The Beginning by Emma De Vito

Time stood still. Just for a moment. But it was enough.

Their eyes closed as the silty sand was sprinkled over their faces. Sleep came quickly and plunged them into darkness. They would not dream. Dreaming was forbidden. It was for this reason, parents all over the village made use of the services of Mr Sandman.

Each week, he visited the homes of the inhabitants and gave them a substance which would guarantee harmonious slumber. A vial of dust, heated gently over the flame of a candle every night, was all it took to ensure peace of mind. Georgia used it on her two children religiously. When her youngest woke one winter’s morning, screaming of having seen images in her sleep, she couldn’t understand why the sleep mixture hadn’t worked.

The first time her daughter dreamt, she predicted a terrible storm which caused devastation to the area. The second time, she foresaw a plague which ravaged a nearby town. Georgia was certain fearful residents would misinterpret her daughter’s dreams as witchcraft; so, she resolved to keep quiet and made her daughter promise to never tell anyone – not even daddy.

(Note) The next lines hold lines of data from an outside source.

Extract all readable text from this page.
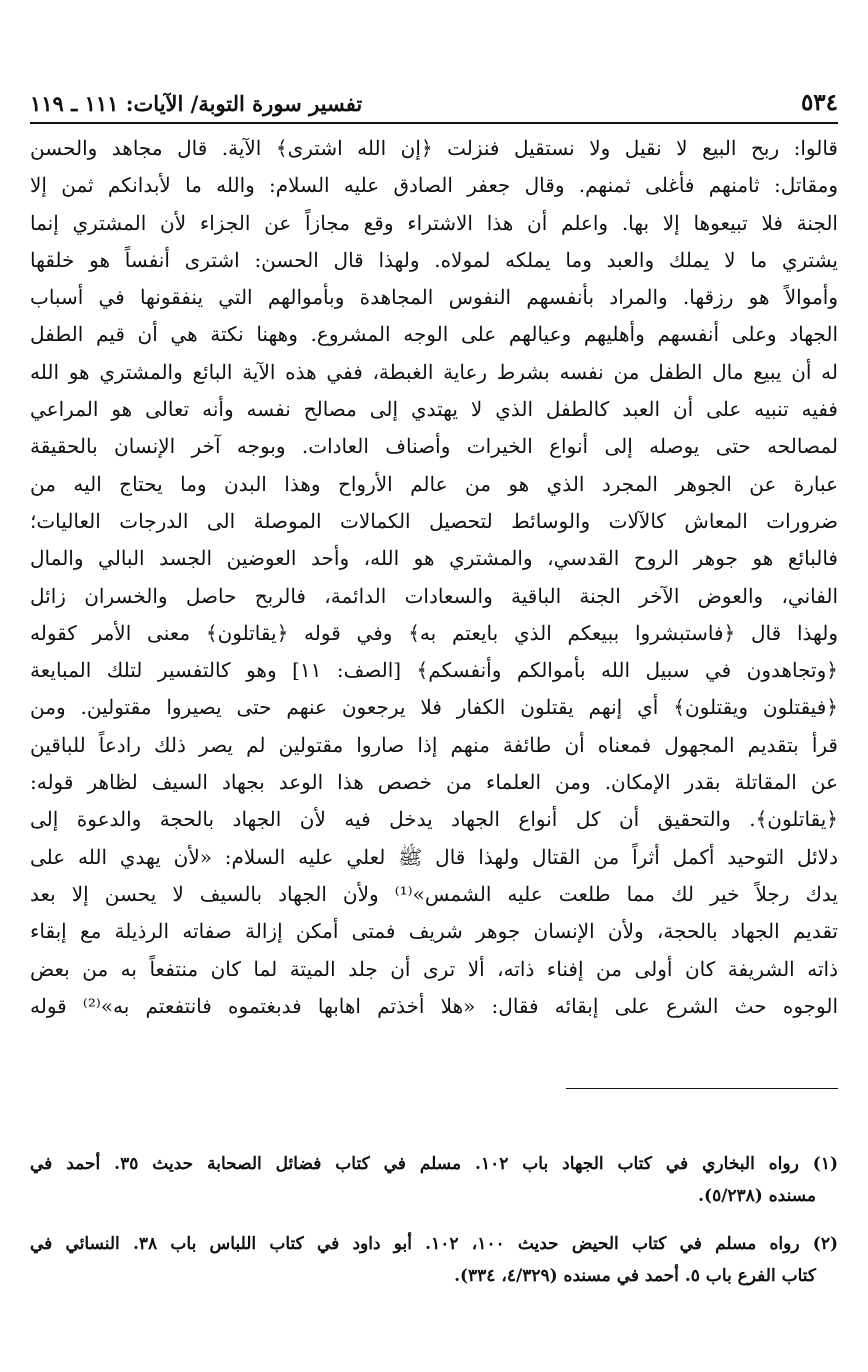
٥٣٤
تفسير سورة التوبة/ الآيات: ١١١ ـ ١١٩
قالوا: ربح البيع لا نقيل ولا نستقيل فنزلت ﴿إن الله اشترى﴾ الآية. قال مجاهد والحسن
ومقاتل: ثامنهم فأغلى ثمنهم. وقال جعفر الصادق عليه السلام: والله ما لأبدانكم ثمن إلا
الجنة فلا تبيعوها إلا بها. واعلم أن هذا الاشتراء وقع مجازاً عن الجزاء لأن المشتري إنما
يشتري ما لا يملك والعبد وما يملكه لمولاه. ولهذا قال الحسن: اشترى أنفساً هو خلقها
وأموالاً هو رزقها. والمراد بأنفسهم النفوس المجاهدة وبأموالهم التي ينفقونها في أسباب
الجهاد وعلى أنفسهم وأهليهم وعيالهم على الوجه المشروع. وههنا نكتة هي أن قيم الطفل
له أن يبيع مال الطفل من نفسه بشرط رعاية الغبطة، ففي هذه الآية البائع والمشتري هو الله
ففيه تنبيه على أن العبد كالطفل الذي لا يهتدي إلى مصالح نفسه وأنه تعالى هو المراعي
لمصالحه حتى يوصله إلى أنواع الخيرات وأصناف العادات. وبوجه آخر الإنسان بالحقيقة
عبارة عن الجوهر المجرد الذي هو من عالم الأرواح وهذا البدن وما يحتاج اليه من
ضرورات المعاش كالآلات والوسائط لتحصيل الكمالات الموصلة الى الدرجات العاليات؛
فالبائع هو جوهر الروح القدسي، والمشتري هو الله، وأحد العوضين الجسد البالي والمال
الفاني، والعوض الآخر الجنة الباقية والسعادات الدائمة، فالربح حاصل والخسران زائل
ولهذا قال ﴿فاستبشروا ببيعكم الذي بايعتم به﴾ وفي قوله ﴿يقاتلون﴾ معنى الأمر كقوله
﴿وتجاهدون في سبيل الله بأموالكم وأنفسكم﴾ [الصف: ١١] وهو كالتفسير لتلك المبايعة
﴿فيقتلون ويقتلون﴾ أي إنهم يقتلون الكفار فلا يرجعون عنهم حتى يصيروا مقتولين. ومن
قرأ بتقديم المجهول فمعناه أن طائفة منهم إذا صاروا مقتولين لم يصر ذلك رادعاً للباقين
عن المقاتلة بقدر الإمكان. ومن العلماء من خصص هذا الوعد بجهاد السيف لظاهر قوله:
﴿يقاتلون﴾. والتحقيق أن كل أنواع الجهاد يدخل فيه لأن الجهاد بالحجة والدعوة إلى
دلائل التوحيد أكمل أثراً من القتال ولهذا قال ﷺ لعلي عليه السلام: «لأن يهدي الله على
يدك رجلاً خير لك مما طلعت عليه الشمس»⁽¹⁾ ولأن الجهاد بالسيف لا يحسن إلا بعد
تقديم الجهاد بالحجة، ولأن الإنسان جوهر شريف فمتى أمكن إزالة صفاته الرذيلة مع إبقاء
ذاته الشريفة كان أولى من إفناء ذاته، ألا ترى أن جلد الميتة لما كان منتفعاً به من بعض
الوجوه حث الشرع على إبقائه فقال: «هلا أخذتم اهابها فدبغتموه فانتفعتم به»⁽²⁾ قوله
(١) رواه البخاري في كتاب الجهاد باب ١٠٢. مسلم في كتاب فضائل الصحابة حديث ٣٥. أحمد في
مسنده (٥/٢٣٨).
(٢) رواه مسلم في كتاب الحيض حديث ١٠٠، ١٠٢. أبو داود في كتاب اللباس باب ٣٨. النسائي في
كتاب الفرع باب ٥. أحمد في مسنده (٤/٣٢٩، ٣٣٤).
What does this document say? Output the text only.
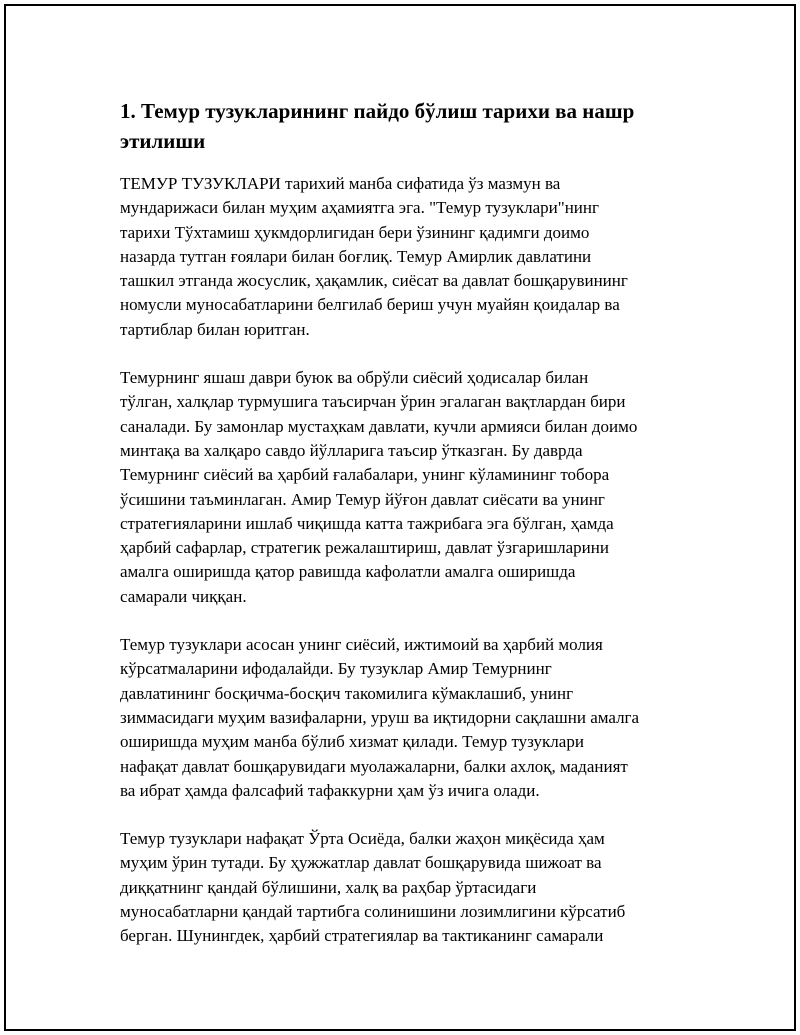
1. Темур тузукларининг пайдо бўлиш тарихи ва нашр
этилиши

ТЕМУР ТУЗУКЛАРИ тарихий манба сифатида ўз мазмун ва
мундарижаси билан муҳим аҳамиятга эга. "Темур тузуклари"нинг
тарихи Тўхтамиш ҳукмдорлигидан бери ўзининг қадимги доимо
назарда тутган ғоялари билан боғлиқ. Темур Амирлик давлатини
ташкил этганда жосуслик, ҳақамлик, сиёсат ва давлат бошқарувининг
номусли муносабатларини белгилаб бериш учун муайян қоидалар ва
тартиблар билан юритган.

Темурнинг яшаш даври буюк ва обрўли сиёсий ҳодисалар билан
тўлган, халқлар турмушига таъсирчан ўрин эгалаган вақтлардан бири
саналади. Бу замонлар мустаҳкам давлати, кучли армияси билан доимо
минтақа ва халқаро савдо йўлларига таъсир ўтказган. Бу даврда
Темурнинг сиёсий ва ҳарбий ғалабалари, унинг кўламининг тобора
ўсишини таъминлаган. Амир Темур йўғон давлат сиёсати ва унинг
стратегияларини ишлаб чиқишда катта тажрибага эга бўлган, ҳамда
ҳарбий сафарлар, стратегик режалаштириш, давлат ўзгаришларини
амалга оширишда қатор равишда кафолатли амалга оширишда
самарали чиққан.

Темур тузуклари асосан унинг сиёсий, ижтимоий ва ҳарбий молия
кўрсатмаларини ифодалайди. Бу тузуклар Амир Темурнинг
давлатининг босқичма-босқич такомилига кўмаклашиб, унинг
зиммасидаги муҳим вазифаларни, уруш ва иқтидорни сақлашни амалга
оширишда муҳим манба бўлиб хизмат қилади. Темур тузуклари
нафақат давлат бошқарувидаги муолажаларни, балки ахлоқ, маданият
ва ибрат ҳамда фалсафий тафаккурни ҳам ўз ичига олади.

Темур тузуклари нафақат Ўрта Осиёда, балки жаҳон миқёсида ҳам
муҳим ўрин тутади. Бу ҳужжатлар давлат бошқарувида шижоат ва
диққатнинг қандай бўлишини, халқ ва раҳбар ўртасидаги
муносабатларни қандай тартибга солинишини лозимлигини кўрсатиб
берган. Шунингдек, ҳарбий стратегиялар ва тактиканинг самарали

On the eve of the anniversary of ‘The Beginning’, a third dream came; this one, she dreamt more than once, but the meaning was too unclear. Worried, Georgia visited her god-father who had been a doctor before the dreaming had stopped. She went to him alone.

He listened attentively, as Georgia explained what her daughter had seen – pretending the dreams had been hers. Nodding understandingly, he offered her words of comfort, whilst his hands – out of sight under the desk – trembled with each word she relayed to him.

“And you have had this dream, how many times?”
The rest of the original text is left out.